Director-General of the Inter-Service Public Relations (ISPR) Major General Babar Iftikhar addressed reporters in Rawalpindi and said it was found on the night of Wednesday, March 9.

“On March 9, at 6.43 pm, a high speed flying object was picked up inside Indian territory by a defence operation centre of Pakistan airforce. From its initial course, the object suddenly manoeuvred towards Pakistan territory and violated Pakistan’s airspace, ultimately falling near Mian Channu at 1850 hours, that is 6.50 pm,” Iftikhar said.

“And when it fell, it also damaged some civilian property,” he added.

He said that there was no loss of life or injury caused.

A day ago, news of the crash had been variously reported in Pakistan with a range of details.

The Nation, citing Dunya News, had reported on March 9 that a “fighter training plane” had crashed and that rescue personnel had reached the site. “[R]oofs of the houses near the crash-site collapsed,” the report added.

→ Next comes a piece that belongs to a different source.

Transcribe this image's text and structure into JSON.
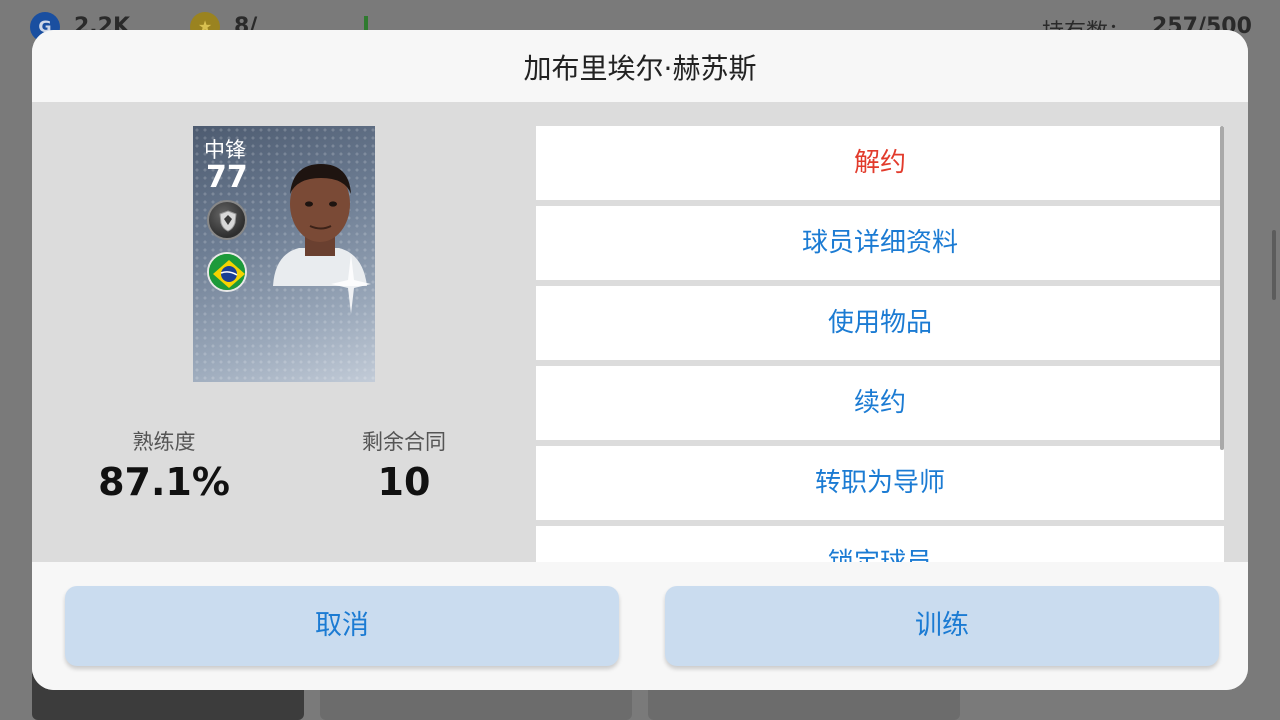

Dawn had reported earlier on March 10 that a “private aircraft” which was “likely to be used for training purposes” had crashed.

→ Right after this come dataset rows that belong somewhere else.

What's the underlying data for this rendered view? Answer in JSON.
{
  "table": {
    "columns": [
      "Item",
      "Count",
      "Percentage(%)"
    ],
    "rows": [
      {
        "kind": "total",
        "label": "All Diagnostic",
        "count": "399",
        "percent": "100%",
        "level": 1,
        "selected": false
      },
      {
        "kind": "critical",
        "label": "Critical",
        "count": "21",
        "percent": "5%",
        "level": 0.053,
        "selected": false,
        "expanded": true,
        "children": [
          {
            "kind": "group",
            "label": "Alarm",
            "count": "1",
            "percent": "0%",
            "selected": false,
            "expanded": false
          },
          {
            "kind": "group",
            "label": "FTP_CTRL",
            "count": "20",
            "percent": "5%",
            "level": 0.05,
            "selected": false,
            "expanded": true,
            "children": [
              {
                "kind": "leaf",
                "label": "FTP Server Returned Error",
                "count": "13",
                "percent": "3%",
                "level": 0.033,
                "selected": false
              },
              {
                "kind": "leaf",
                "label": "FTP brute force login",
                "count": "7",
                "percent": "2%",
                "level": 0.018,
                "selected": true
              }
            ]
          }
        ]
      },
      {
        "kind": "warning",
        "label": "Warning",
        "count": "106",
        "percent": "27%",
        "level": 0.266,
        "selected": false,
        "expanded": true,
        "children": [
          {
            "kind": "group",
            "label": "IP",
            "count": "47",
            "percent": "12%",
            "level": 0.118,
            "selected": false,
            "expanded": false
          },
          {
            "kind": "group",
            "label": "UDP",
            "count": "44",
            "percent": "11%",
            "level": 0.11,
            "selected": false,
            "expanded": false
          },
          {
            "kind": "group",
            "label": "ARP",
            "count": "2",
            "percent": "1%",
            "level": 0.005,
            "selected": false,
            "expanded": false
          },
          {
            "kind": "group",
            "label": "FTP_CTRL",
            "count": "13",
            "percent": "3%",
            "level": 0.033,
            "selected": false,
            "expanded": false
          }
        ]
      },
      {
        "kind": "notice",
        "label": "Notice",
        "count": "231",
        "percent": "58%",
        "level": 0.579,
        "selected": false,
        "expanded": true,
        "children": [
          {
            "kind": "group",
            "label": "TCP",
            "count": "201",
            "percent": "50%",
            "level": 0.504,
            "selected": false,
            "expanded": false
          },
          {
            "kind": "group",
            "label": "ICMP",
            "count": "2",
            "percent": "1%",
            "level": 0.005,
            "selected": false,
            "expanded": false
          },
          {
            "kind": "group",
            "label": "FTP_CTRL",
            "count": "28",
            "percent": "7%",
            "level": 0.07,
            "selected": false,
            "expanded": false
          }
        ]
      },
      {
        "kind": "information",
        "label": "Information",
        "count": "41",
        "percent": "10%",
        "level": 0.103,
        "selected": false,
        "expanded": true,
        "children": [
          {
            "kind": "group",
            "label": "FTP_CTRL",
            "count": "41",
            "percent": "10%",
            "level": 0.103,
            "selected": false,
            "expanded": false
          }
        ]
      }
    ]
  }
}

Dawn’s report noted that the aircraft “crashed on a cold storage at Chak 115 in the middle of the fields” and that the lone occupant, the pilot, is safe.

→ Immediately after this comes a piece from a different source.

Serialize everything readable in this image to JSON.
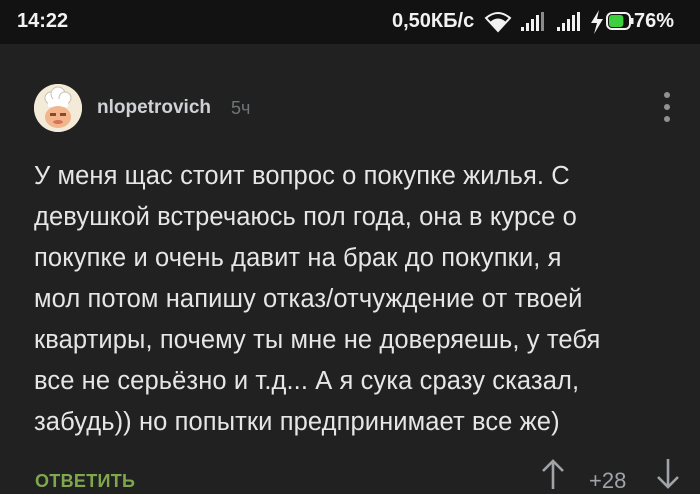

“The rescue officials were asked to leave as the army authorities were coming to collect the evidence. Later, the army officers launched a search for collecting pieces of the jet,” Dawn initially reported.

The ISPR Director-General said that whatever caused the incident, “it is for the Indians to explain”.

“It, nevertheless, shows their disregard for aviation safety and reflects very poorly on their technological prowess and procedural efficiency,” he said.

“Pakistan strongly protests this flagrant violation and cautions against recurrence of any such incident in the future,” he also added.

In its latest report on the DG ISPR’s presser, Dawn has also quoted Air Vice Marshall Tariq Zia as telling the media that at the time the alleged projectile was picked up, there were “two airway routes active and several commercial airlines in the area.”

“If you look at the speed and height of the projectile, it was 40,000 feet high, and the airlines were between 35,000 to 42,000 feet. This could have been very detrimental to the safety of passengers,” Zia added.